Monaco has a certain historic affinity with motorsport. Naturally thoughts turn to the unmistakable Monte Carlo Grand Prix, one of the most iconic race tracks and sports venues in the world. Sleek Formula 1 cars flash past shimmering blue seas and stunning Monte Carlo real estate as spectators sit and soak in the sun and cocktails from private terraces. There is an unrivalled class and romance about the event since its inception in 1929.
But the love affair between Monaco and motorsport is more antiquated than the Grand Prix. The Automobile Club de Monaco who annually organise the Grand Prix, are an association whose roots lie in cycling. Founded in 1890 as the Sport Vélocipédique Monégasque association, it had soon incorporated elements of motorised vehicles by 1907. Four years later, it held its first Rallye Monte Carlo, some eighteen years before the Grand Prix had even been conceived.
Originally, race competitors would set off from various destinations across Europe before congregating in Monaco to display the progress of modern automobiles and innovative car designs. Today, the Rallye Monte Carlo takes place along the French Riviera and the South East of France, and a timed course has shifted the event’s focus to give it a more competitive element.
This year, the 83rd edition of Rallye Monte-Carlo ran between the 19th and 25th January. Local driver Sébastien Ogier won the rally in his home nation, while Team Volkswagen claimed the second and third podium places with their two drivers Jari-Mari Latvala and Andreas Mikkelesen.
The drivers endured a gruelling racecourse in the snow filled mountain range of the Hautes Alps. With over 75% of the track modified from last year’s program, the drivers were put to the test in difficult conditions, starting in Chateauvieux, 6km south of Ogier’s hometown of Gap.
The official start of the 2015 FIA World Rally Championship commenced on the following day at the glamorous Place du Casino in Monte-Carlo from where the drivers travelled to Digne Les Bains via the beautiful medieval town of Entrevaux by night.
After two more consecutive days of racing in the mountains, the Championship concluded early on Sunday 25th January upon the famous roads of the Col de Turini.
The following weekend, the Automobile Club de Monaco has organised a further motorsport extravaganza. This time uniting vintage cars for the Rallye Monte-Carlo Historique, the event’s 18th edition exclusively welcomes car models that featured in past Rallyes Automobiles Monte-Carlo between 1955 and 1980.

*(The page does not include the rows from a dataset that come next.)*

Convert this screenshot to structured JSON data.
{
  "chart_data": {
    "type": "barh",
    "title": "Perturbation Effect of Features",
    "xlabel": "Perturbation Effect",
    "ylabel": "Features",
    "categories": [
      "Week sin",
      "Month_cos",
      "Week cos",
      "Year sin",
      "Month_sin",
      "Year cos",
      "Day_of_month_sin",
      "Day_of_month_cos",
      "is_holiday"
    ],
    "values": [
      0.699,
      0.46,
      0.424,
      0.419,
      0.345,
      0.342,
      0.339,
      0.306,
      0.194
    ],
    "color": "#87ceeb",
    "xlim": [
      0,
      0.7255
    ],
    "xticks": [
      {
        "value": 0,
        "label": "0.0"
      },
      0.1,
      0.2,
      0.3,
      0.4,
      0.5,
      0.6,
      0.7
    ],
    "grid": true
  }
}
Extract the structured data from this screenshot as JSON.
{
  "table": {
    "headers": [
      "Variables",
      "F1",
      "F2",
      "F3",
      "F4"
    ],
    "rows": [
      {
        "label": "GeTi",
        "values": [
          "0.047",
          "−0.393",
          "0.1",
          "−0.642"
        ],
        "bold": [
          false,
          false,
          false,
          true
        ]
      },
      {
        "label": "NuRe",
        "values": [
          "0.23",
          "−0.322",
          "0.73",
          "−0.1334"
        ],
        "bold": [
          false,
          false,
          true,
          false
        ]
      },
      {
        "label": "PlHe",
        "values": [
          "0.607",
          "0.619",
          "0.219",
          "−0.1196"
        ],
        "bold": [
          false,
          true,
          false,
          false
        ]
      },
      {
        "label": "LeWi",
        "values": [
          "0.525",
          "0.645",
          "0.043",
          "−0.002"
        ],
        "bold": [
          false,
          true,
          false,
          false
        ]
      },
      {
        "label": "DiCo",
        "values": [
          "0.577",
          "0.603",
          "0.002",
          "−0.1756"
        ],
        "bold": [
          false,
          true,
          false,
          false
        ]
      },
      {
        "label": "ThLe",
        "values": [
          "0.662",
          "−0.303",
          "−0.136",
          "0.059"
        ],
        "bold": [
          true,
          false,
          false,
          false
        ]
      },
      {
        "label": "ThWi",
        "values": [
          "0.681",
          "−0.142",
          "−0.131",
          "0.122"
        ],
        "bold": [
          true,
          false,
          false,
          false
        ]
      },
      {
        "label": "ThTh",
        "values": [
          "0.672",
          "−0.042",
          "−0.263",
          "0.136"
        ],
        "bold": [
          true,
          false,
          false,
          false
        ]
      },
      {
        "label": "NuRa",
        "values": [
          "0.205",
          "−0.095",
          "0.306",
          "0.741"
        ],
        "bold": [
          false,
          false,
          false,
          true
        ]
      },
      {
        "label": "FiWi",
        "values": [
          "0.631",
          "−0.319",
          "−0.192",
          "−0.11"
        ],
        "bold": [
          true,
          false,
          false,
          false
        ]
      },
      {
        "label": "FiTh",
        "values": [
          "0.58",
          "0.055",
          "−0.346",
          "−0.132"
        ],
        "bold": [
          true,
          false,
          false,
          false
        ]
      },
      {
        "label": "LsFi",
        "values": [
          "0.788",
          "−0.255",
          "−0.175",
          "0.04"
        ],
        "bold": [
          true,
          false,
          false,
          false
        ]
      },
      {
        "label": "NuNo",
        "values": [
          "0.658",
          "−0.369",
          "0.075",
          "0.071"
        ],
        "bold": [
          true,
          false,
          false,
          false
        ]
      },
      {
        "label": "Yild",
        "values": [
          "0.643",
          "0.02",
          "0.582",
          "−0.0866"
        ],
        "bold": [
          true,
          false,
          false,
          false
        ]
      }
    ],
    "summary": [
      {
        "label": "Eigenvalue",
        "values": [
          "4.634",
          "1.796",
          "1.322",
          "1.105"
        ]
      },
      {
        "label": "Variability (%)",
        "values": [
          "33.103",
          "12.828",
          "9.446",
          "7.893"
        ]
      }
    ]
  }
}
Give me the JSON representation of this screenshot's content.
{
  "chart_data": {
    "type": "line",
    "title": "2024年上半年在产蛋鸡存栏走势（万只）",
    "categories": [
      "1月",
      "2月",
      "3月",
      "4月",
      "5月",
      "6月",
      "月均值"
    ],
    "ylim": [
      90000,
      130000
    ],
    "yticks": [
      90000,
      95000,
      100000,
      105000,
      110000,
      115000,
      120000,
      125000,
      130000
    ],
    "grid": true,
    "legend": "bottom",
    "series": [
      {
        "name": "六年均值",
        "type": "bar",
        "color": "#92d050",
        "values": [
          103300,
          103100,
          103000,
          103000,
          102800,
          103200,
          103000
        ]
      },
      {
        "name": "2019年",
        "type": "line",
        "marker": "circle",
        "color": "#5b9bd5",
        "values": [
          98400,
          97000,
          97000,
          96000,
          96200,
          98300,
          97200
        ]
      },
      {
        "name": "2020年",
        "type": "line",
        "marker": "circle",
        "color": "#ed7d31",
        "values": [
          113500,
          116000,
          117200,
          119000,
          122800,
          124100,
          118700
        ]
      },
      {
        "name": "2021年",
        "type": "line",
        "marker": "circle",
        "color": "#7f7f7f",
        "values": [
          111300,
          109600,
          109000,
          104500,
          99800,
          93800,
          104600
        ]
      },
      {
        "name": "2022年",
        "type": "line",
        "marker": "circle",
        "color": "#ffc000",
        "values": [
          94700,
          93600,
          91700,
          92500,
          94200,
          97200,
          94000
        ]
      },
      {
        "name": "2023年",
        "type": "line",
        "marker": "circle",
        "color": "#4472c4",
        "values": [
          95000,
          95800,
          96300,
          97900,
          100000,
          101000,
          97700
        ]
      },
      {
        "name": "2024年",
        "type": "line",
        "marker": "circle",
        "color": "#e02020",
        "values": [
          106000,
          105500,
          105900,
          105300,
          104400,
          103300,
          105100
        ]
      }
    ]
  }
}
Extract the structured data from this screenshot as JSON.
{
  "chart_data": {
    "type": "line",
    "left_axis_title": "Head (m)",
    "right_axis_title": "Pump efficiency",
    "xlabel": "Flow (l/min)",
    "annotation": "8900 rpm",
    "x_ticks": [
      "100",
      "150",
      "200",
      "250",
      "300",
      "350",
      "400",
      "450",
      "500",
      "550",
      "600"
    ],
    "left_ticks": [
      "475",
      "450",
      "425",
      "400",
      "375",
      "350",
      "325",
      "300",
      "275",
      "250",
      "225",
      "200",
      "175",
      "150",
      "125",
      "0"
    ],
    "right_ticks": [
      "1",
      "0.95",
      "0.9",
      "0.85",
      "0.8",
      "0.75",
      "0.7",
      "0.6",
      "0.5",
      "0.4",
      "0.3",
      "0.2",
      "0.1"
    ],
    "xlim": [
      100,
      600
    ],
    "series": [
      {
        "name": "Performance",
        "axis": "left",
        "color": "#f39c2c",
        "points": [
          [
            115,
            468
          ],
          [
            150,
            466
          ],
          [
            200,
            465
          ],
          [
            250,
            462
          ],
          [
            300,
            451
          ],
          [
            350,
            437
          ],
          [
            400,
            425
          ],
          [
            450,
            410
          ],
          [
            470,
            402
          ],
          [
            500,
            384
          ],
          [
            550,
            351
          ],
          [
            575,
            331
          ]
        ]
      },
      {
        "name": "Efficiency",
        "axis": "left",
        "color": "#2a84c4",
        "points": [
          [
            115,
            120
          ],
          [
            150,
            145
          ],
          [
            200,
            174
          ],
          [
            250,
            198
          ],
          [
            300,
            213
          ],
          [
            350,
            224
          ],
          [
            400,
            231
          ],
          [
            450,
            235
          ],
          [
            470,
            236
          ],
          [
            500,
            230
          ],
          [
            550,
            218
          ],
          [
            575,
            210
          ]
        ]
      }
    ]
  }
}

There will be five cities of departure, including Glasgow, Copenhagen, Torino, Barcelona and Reims, with drivers covering distances from between 788 to 2263 kilometres throughout Europe before arriving in Saint André les Alpes. The race will then officially begin on Monday 2nd February and finish during the night from Tuesday 3rd to Wednesday 4th, finally culminating in an awards ceremony in the elegant Salle des Étoiles in Monaco.